The author and his webmaster, summer of 1965.

Wednesday, September 26, 2007

Times Up

The Bush regime finds it easier to criticize an ad in “The New York Times”, which was purchased by Moveon.org than make its case for the war in Iraq. In order to end this tragic war, we must start to loudly reject the Republican “spin” that the invasion of Iraq was about establishing a democracy.

Alan Greenspan, who served as chairman of the Federal Reserve for almost two decades has written: “I am saddened that it is politically inconvenient to acknowledge what everyone knows: the Iraq war is largely about oil.”

General Petraeus has provided misleading facts as to how well things are going in Iraq. His plan for “withdrawal” would merely return troop levels to where they were before the surge. The withdrawal is necessitated by a lack of troops, which the Army knew would occur before the surge started.

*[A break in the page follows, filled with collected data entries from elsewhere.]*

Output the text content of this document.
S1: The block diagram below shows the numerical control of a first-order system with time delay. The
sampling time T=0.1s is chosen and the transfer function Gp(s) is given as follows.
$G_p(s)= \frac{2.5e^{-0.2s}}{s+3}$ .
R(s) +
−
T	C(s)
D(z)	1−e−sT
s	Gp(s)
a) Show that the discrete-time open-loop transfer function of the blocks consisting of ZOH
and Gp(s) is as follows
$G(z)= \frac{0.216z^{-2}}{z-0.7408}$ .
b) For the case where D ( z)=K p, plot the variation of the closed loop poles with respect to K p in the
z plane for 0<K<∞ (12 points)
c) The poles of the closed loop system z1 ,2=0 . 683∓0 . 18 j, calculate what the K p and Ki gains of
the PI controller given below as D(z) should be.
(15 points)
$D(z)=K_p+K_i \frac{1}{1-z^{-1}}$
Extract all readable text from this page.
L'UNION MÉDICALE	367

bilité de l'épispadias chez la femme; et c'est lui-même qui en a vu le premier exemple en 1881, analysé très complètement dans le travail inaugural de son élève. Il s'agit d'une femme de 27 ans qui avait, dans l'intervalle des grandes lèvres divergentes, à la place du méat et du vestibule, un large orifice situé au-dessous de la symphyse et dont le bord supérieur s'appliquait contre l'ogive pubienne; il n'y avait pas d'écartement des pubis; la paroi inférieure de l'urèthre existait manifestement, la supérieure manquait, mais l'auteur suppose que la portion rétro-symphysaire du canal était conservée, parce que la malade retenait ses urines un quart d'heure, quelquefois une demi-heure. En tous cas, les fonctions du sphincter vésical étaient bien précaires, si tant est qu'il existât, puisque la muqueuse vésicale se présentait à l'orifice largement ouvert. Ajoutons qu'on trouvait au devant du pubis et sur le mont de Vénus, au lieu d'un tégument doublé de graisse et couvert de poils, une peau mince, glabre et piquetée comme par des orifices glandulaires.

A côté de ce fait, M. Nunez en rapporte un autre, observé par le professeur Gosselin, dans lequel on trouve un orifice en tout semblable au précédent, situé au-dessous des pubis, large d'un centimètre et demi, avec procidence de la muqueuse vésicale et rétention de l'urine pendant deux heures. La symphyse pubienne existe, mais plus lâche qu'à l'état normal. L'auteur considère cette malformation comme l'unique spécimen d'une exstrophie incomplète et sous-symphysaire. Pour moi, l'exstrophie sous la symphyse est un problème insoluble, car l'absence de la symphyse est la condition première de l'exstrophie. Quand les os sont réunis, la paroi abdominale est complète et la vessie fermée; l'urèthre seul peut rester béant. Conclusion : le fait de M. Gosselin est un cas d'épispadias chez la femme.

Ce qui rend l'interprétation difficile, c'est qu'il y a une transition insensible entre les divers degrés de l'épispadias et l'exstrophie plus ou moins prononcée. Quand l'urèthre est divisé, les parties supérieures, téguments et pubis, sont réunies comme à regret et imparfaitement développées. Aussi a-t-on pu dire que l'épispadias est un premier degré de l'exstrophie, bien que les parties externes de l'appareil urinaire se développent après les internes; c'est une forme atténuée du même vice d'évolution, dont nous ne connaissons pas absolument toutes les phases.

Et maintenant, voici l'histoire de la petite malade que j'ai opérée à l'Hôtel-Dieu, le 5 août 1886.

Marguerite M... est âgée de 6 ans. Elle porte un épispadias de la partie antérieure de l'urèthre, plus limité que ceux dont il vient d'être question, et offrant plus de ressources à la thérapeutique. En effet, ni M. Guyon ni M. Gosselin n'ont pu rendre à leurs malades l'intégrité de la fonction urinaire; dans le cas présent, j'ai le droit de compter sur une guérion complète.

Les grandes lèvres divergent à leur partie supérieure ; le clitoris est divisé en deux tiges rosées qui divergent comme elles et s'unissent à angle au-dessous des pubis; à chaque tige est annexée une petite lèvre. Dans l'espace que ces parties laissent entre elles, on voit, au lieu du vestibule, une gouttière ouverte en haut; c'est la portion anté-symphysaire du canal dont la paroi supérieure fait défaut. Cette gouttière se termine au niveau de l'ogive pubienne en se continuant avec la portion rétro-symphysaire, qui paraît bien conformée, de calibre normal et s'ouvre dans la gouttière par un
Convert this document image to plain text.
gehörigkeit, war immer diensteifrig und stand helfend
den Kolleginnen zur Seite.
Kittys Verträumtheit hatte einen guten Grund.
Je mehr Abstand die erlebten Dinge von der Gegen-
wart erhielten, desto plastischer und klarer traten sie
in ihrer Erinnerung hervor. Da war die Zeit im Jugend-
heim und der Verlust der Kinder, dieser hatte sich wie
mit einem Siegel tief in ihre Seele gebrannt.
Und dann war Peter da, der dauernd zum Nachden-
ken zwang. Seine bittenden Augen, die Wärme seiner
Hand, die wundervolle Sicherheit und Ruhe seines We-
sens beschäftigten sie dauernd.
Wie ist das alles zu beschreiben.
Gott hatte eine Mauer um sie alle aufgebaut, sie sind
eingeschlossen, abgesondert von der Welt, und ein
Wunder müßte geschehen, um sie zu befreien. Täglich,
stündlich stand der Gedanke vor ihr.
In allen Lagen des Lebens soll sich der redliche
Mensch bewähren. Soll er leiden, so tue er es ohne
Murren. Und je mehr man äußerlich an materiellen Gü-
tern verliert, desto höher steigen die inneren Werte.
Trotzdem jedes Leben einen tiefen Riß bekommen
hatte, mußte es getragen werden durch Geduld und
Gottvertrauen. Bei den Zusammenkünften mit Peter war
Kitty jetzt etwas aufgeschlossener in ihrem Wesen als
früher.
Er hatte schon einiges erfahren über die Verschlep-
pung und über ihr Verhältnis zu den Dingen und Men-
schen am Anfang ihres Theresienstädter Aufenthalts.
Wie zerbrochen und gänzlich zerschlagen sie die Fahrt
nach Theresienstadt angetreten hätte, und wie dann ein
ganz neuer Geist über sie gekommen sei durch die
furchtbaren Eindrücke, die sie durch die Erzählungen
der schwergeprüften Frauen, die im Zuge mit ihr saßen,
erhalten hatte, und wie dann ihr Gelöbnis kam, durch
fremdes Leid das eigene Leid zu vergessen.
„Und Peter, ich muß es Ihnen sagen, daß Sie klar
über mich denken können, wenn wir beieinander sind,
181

The Bush regime cherry-picked intelligence to make the initial case for war and since then has distorted the truth to sell their failed strategy to the rest of us. According to the Washington Post, many experts have questioned data behind the general’s optimistic assessment of the war, accusing the Pentagon of “cherry-picking positive indicators.” Even in December 2006, the Iraq Study Group reported “significant underreporting of violence.”

Everyone from the U.S. Government Accountability Office to Iraq’s own Ministry of the Interior recorded no drop in violence. The “decrease in violence” was accomplished by not counting deaths from car bombs.

Bush and the Republicans in Congress have been telling us to wait for “Petraeus Report” for months before we change the course in Iraq. With no political solution in sight, Bush wants more time for his failed war. Republicans have used the so-called “Petraeus Report” to delay dealing with growing antiwar sentiment. They accuse Democrats of setting arbitrary dates for withdrawal, but it’s the Republicans who set arbitrary dates for delay.

Furthermore, when it comes to the Iraqi government, there’s even less progress. The surge was supposed to help give breathing room in the political process, but the U.S. Government Accountability Office (GAO) found that two and a half years after the first election, the Iraqi government has met just three of the 18 benchmarks set by Bush.